Ben Sira ne s’adresse pas au Seigneur mais plutôt à des tiers, quitte à citer sa prière dans la détresse. En inversant les sections « tu » et « il » (Propositions de lecture Si 51,1–12), Ben Sira opère un choix : non plus une liturgie, mais une action de grâces privée.

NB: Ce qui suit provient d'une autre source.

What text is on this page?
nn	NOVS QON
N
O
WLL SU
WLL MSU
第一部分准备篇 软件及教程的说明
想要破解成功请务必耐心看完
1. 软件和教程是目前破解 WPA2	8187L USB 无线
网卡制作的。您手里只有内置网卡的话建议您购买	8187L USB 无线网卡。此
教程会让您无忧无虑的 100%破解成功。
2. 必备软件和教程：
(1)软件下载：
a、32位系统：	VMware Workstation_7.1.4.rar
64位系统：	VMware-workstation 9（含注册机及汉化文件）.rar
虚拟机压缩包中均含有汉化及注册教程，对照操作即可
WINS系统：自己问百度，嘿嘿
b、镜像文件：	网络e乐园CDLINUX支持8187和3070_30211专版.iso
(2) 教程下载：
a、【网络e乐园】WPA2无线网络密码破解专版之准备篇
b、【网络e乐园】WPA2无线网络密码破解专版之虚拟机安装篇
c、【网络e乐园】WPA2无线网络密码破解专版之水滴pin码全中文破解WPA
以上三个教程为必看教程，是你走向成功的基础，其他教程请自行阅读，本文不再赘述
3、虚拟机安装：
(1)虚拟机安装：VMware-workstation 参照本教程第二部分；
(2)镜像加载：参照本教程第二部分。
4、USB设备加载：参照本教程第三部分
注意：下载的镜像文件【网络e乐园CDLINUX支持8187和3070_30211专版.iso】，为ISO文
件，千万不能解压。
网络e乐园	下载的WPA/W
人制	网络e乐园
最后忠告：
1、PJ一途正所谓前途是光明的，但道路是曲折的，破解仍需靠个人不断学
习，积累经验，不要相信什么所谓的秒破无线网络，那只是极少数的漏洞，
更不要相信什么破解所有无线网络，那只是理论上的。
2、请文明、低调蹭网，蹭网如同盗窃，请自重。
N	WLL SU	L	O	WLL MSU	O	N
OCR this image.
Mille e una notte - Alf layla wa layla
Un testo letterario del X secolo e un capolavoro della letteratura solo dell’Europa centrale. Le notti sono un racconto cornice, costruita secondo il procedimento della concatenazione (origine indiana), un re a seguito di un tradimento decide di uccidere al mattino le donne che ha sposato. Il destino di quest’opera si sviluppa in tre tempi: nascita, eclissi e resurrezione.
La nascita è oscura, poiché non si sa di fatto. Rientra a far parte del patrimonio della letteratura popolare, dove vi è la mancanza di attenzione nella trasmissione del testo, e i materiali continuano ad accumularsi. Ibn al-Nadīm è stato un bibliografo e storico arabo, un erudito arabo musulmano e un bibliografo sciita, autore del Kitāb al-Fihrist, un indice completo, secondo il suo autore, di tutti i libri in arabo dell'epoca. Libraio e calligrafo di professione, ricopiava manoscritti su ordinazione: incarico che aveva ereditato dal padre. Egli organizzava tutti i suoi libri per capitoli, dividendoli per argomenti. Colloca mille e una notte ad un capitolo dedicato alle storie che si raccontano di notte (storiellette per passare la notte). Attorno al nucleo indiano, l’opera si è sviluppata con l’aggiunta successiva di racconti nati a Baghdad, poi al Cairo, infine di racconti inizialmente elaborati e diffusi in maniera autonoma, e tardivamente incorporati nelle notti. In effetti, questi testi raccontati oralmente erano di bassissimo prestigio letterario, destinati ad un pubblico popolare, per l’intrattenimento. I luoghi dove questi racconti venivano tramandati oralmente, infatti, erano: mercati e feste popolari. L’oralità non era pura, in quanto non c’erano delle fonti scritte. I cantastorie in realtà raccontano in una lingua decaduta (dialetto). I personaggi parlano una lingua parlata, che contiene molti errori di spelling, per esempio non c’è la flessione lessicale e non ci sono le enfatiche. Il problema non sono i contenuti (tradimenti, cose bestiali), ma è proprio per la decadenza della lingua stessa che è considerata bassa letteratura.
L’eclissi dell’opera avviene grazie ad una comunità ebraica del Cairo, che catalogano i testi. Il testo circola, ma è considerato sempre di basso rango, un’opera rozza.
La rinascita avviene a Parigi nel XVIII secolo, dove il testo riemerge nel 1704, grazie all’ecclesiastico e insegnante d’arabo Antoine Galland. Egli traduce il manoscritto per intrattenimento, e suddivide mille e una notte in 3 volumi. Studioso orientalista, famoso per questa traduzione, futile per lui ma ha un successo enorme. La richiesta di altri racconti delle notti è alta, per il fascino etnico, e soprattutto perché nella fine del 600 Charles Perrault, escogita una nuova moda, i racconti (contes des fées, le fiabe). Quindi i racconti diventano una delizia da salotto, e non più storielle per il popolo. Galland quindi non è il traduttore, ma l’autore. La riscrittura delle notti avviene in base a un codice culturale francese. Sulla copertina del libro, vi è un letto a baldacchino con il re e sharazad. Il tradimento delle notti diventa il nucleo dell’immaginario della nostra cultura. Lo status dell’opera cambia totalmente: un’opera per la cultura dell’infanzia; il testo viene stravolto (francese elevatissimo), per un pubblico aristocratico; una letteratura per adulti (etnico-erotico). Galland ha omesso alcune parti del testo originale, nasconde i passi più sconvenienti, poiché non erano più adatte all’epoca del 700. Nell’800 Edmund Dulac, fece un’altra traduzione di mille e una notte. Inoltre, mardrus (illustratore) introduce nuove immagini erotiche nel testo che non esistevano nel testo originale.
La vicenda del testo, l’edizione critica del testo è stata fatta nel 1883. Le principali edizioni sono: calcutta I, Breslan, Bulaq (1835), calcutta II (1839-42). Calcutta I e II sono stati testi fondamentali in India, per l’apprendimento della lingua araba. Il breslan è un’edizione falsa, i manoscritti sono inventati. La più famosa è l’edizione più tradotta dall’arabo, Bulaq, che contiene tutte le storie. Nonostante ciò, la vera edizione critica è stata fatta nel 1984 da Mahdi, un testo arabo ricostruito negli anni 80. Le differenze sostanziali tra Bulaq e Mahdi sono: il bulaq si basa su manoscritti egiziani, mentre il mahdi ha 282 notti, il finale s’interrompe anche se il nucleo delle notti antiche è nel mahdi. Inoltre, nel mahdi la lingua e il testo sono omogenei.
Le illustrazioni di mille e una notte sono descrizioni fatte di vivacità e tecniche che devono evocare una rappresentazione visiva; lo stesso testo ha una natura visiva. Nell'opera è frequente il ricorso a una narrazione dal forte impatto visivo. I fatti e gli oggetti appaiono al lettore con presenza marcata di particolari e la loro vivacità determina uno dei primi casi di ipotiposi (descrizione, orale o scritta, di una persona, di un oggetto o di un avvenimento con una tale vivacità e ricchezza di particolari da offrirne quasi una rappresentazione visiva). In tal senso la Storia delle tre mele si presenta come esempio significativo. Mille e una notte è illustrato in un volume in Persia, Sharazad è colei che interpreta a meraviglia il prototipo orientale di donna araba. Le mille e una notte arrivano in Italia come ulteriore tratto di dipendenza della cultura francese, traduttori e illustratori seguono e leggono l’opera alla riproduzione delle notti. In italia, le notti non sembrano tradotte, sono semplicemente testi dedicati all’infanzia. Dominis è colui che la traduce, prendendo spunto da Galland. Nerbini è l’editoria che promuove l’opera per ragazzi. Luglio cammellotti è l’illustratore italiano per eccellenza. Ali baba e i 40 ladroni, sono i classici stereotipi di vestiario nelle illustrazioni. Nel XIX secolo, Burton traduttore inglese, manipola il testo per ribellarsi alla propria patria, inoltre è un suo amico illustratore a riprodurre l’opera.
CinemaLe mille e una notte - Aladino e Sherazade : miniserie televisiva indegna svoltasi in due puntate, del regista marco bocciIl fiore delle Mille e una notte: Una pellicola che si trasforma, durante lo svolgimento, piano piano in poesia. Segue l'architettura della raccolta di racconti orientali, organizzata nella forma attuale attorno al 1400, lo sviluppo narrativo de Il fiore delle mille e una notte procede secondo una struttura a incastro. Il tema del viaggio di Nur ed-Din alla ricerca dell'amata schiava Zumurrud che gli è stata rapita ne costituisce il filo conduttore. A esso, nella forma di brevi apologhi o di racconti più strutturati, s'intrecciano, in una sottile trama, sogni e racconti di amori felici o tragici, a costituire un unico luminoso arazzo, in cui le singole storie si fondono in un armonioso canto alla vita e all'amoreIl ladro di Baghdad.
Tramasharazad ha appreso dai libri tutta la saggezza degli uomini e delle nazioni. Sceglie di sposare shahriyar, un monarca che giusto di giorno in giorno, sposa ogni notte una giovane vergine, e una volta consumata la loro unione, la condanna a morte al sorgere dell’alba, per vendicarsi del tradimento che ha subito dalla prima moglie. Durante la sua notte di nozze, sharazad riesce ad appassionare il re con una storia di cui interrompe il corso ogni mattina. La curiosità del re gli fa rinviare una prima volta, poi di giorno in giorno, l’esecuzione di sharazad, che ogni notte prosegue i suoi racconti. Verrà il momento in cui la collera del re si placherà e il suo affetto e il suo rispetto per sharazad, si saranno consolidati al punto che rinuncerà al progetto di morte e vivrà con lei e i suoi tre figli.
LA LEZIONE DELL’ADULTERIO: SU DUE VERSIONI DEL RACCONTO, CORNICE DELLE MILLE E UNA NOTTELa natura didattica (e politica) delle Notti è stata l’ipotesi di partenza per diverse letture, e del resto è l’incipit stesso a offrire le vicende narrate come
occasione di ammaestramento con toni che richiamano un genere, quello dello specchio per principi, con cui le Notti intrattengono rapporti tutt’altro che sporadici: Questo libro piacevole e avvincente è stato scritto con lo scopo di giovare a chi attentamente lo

3. Psaume de louange (héb. 12a-o)

Le Ps de louange qui suit, quelle que soit l’hypothèse rédactionnelle retenue, rejoint la 2e partie de la structure traditionnelle (cf. Ps 118,29).

Réception

Intertextualité biblique

1–12 Scenario du juste en détresse Bien des citations ou des références à l’Écriture renvoient à des situations de détresse critique et exemplaire : Job, le psalmiste en péril (Ps 25 et autres psaumes de détresse), Jérémie persécuté, Jonas dans le ventre du grand poisson, Sophonie devant le Jour de YHWH, etc. Références en marge

Texte

Critique textuelle

12 (héb. 12a-o) Plus héb. Ms.B insère ici un psaume de louange de quinze versets. 

Propositions de lecture

12 (héb. 12a-o) Psaume authentique ? Quoi qu’il en soit de son origine incertaine (Critique textuelle Si 51,12), ce psaume, à la place que lui confère le manuscrit, pourrait constituer la louange que Ben Sira avait annoncée au v.12cd : il y a pleinement son sens, rejoignant la structure traditionnelle de l’action de grâces qui finit par l’action de grâces proprement dite (Genres littéraires Si 51,1–12). Son attribution à Ben Sira est discutée. Sa facture et nombre de ses expressions sont empruntés aux Psaumes : Intertextualité biblique Si 51,12.

Grammaire

12 car (héb. 12a-n) Explication ou exclamation ? Selon l’interprétation donnée à la conjonction ,

  • soit la motivation de la louange (« car »),
  • soit une exclamation (« Rendez grâce au Seigneur : éternel est son amour ! »), peut-être l’équivalent de « oui ».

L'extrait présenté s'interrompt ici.